Let a be a rational number that can be written as sum of squares of three rational numbers. Prove that $a^m$ can also can be written as sum of squares of three rational numbers for any positive integer $m$.
I tried to solve using Mathematical Induction Let a be a rational number that can be written as sum of squares of three rational numbers i.e. $$a=\left( p_1 / q_1\right)^2+\left( p_2 / q_2\right)^2+ \left( p_3 / q_3\right)^2\\$$ We prove $a^m$ is rational for every positive integer$\\$ For $n=1$, it is true. $\\$ Let it be true for $n=k$ i.e. $$a^m=\left( r_1 / s_1\right)^2+\left( r_2 / s_2\right)^2+ \left( r_3 / s_3\right)^2\\$$ Consider $$a^{m+1}=a^m *a$$ $$=(\left( p_1 / q_1\right)^2+\left( p_2 / q_2\right)^2+ \left( p_3 / q_3\right)^2) (\left( r_1 / s_1\right)^2+\left( r_2 / s_2\right)^2+ \left( r_3 / s_3\right)^2)\\$$
I am not sure how to proceed next to show that $a^{m+1}$ can be written as sum of squares of three numbers. Thanks in advance for any kind help.
Based on (When is a rational number a sum of three squares?), a rational number $p/q$ is sum of three rational squares if and only if $pq$ is not of the form $2^{2a}(8b-1)$.

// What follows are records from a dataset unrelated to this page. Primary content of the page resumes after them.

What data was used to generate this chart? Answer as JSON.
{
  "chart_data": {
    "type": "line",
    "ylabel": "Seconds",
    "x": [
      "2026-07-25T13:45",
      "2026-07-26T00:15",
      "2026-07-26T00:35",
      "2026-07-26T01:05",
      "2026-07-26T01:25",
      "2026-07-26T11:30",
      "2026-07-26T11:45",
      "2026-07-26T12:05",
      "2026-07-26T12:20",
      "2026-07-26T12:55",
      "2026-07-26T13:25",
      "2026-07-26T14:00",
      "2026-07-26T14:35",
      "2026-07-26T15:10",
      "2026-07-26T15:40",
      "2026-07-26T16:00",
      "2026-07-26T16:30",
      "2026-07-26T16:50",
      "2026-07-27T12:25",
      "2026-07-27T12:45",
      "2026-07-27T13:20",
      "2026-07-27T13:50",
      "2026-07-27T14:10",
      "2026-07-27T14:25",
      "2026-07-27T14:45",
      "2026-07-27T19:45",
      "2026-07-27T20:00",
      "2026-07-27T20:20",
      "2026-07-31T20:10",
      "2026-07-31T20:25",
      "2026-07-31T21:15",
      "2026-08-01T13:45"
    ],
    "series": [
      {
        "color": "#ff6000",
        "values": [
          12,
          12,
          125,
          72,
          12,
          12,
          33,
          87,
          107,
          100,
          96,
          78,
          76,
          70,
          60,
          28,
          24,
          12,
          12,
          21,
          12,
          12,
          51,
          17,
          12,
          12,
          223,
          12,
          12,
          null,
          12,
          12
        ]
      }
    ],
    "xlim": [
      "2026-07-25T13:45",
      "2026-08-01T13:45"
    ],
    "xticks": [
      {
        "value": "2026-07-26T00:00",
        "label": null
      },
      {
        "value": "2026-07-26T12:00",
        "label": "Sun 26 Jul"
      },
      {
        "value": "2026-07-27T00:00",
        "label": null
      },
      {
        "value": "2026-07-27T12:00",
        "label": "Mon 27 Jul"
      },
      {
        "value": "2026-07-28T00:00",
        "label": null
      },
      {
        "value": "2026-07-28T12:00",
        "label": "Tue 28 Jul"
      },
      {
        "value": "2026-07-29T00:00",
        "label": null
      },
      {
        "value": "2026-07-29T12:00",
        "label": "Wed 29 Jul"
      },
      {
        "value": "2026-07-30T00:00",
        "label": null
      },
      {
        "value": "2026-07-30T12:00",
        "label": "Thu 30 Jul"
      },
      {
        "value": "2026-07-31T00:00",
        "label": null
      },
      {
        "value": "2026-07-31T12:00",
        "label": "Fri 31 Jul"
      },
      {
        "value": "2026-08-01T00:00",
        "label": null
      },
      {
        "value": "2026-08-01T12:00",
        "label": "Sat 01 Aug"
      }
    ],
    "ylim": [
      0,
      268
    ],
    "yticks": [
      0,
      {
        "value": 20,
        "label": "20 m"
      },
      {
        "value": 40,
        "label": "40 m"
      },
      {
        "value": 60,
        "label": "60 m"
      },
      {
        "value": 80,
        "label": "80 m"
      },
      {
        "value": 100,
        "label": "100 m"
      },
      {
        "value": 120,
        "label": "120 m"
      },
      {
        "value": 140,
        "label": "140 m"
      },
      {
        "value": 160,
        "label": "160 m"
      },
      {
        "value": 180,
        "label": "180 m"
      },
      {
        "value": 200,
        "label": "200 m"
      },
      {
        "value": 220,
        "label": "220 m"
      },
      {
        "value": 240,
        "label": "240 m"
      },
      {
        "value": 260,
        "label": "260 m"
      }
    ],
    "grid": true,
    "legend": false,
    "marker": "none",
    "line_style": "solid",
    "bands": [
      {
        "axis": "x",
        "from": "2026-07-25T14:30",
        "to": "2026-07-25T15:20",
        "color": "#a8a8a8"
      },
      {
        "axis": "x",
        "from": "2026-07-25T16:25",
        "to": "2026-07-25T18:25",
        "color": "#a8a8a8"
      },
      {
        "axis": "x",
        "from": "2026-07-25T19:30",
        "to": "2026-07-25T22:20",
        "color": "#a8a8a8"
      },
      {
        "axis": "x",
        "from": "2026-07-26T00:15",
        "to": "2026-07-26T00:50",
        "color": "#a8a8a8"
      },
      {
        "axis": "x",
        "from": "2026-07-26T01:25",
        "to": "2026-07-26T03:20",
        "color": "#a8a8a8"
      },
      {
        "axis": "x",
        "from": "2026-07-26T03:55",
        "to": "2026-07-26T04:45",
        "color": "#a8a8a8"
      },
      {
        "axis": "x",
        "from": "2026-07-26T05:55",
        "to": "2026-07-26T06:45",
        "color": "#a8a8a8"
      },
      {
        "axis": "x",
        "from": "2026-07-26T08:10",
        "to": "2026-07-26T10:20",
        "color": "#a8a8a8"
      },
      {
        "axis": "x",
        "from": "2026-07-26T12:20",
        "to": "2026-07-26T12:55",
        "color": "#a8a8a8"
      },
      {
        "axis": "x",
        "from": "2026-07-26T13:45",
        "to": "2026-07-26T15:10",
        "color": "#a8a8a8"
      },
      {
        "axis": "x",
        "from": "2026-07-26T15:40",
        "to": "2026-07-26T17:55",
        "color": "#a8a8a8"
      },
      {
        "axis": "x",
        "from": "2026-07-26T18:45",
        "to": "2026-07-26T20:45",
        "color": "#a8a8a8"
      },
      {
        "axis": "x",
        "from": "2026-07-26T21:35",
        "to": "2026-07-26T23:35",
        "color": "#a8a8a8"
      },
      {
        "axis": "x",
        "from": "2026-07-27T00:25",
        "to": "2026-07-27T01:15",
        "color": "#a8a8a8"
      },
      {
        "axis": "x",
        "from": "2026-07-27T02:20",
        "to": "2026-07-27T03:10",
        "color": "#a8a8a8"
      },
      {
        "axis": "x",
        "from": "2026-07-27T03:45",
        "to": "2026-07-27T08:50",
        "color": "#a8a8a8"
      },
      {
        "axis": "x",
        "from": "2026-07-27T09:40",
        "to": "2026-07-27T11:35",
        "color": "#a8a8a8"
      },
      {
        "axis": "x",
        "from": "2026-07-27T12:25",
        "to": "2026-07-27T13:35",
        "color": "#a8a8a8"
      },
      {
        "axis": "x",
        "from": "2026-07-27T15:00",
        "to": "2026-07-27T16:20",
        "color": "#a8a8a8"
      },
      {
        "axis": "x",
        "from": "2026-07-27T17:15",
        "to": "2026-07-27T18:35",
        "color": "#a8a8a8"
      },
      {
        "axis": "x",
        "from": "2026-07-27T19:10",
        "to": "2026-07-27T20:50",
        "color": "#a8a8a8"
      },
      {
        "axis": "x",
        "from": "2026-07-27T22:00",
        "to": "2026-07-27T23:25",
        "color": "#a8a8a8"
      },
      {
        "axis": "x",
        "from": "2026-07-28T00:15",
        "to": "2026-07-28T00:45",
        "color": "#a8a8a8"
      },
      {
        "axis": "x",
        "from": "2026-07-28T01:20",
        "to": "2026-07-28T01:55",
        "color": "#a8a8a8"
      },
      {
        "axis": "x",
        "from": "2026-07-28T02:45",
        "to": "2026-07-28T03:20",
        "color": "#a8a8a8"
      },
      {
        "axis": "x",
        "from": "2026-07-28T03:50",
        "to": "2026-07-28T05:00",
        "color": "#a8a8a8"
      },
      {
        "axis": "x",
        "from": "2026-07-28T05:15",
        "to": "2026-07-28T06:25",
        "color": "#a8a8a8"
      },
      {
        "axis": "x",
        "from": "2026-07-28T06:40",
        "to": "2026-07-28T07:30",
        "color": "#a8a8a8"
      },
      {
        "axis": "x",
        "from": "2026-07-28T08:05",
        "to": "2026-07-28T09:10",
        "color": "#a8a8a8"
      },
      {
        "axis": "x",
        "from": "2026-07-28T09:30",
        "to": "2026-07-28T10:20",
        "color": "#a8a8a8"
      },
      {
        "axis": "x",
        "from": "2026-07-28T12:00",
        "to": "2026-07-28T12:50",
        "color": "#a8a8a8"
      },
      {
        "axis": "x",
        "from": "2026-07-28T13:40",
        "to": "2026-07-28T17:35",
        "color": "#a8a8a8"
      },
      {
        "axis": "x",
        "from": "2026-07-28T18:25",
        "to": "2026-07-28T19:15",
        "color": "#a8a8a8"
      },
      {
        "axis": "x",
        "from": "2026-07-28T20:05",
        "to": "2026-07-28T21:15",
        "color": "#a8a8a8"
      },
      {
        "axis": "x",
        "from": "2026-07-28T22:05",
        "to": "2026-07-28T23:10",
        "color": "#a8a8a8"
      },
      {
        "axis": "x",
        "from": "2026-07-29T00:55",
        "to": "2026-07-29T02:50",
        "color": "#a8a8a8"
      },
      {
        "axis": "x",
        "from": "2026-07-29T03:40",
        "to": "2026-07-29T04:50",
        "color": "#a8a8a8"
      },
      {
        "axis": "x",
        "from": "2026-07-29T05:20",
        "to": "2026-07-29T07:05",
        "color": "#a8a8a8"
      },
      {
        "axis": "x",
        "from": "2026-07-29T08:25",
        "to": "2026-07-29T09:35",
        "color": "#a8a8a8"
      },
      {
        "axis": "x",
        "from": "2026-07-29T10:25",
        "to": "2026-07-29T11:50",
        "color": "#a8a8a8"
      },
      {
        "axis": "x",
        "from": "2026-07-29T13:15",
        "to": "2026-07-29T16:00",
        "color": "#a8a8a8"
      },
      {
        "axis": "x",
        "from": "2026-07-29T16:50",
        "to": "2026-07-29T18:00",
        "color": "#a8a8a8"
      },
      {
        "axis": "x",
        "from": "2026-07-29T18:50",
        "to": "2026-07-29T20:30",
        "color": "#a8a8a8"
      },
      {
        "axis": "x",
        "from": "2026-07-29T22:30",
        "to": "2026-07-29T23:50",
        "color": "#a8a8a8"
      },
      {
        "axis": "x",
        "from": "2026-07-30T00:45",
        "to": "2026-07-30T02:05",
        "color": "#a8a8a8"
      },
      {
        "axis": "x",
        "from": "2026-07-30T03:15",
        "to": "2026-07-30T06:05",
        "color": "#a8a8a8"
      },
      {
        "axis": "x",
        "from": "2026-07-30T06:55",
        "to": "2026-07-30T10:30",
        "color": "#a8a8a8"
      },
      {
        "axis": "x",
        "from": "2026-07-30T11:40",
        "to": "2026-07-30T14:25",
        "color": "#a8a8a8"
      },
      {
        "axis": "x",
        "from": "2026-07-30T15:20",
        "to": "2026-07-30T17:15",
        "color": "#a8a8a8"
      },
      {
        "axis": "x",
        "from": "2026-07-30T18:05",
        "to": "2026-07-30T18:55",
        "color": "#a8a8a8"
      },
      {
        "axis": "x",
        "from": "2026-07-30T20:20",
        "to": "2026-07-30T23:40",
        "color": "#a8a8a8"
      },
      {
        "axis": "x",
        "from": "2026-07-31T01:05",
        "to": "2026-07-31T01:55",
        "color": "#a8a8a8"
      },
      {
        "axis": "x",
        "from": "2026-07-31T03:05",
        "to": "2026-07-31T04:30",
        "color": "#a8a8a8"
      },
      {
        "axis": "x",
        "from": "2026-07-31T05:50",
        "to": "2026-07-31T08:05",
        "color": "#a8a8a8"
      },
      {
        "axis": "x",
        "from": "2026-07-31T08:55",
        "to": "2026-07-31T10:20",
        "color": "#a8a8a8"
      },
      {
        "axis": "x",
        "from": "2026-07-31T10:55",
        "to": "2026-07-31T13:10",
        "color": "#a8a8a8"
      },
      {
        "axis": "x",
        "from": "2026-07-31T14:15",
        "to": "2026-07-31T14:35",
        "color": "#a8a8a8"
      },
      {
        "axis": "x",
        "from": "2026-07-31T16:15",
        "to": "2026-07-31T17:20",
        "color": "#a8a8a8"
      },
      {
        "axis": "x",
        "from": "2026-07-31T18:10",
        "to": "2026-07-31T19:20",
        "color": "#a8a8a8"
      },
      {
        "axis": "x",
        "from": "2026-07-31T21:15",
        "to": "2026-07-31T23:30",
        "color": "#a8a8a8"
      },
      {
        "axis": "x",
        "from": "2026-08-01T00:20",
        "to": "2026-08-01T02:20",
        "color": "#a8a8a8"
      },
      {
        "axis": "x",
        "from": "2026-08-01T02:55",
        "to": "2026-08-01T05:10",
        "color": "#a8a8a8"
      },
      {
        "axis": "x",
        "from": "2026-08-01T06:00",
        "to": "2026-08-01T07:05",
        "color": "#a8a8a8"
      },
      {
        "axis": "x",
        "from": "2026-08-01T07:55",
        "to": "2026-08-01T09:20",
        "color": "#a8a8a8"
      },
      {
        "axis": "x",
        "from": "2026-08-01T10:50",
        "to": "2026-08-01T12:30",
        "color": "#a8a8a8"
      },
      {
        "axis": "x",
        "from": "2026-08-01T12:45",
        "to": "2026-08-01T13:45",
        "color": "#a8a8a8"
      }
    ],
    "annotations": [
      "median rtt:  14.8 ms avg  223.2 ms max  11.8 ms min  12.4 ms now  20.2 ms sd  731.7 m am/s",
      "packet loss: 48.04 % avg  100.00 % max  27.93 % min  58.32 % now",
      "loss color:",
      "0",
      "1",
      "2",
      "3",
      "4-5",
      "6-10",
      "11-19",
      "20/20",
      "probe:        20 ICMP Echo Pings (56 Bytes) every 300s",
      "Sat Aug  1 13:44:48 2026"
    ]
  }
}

Note that any integer $n$ can be factored as $n=2^r\cdot s$, where $r\geq 0$ and $s$ is odd. So the result above is telling you that if a number $p/q$ is NOT a sum of three rational squares, then $pq=2^r\cdot s$, where $r$ is even and $s\equiv -1 \mod 8$. Equivalently, if a number $a=p/q$ is a sum of three rational squares, then $pq=2^r\cdot s$, where either $r$ is odd or $s\equiv 1, \pm 3 \mod 8$.
So things pretty much reduce to compare the behavior of $s$ and $s^m$ $\mod 8$.
Suppose $a=p/q$ i sa sum of three rational squares. That is, $pq=2^rs$, where either $s\equiv 1$ or $\pm 3 \mod 8$, or $r$ is odd. In the former case, the powers $s^m$ will never be $\equiv -1 \mod 8$. In the latter case, $s^m \equiv -1 \mod 8$ only if $m$ is odd. But then $(pq)^m=2^{rm}\cdot s^m$, with $rm$ odd.
Therefore, in either case, $(pq)^m$ will not be of the form $2^ab$, where $a$ is even and $b\equiv -1 \mod 8$. Hence $a^m$ is the sum of three rational squares.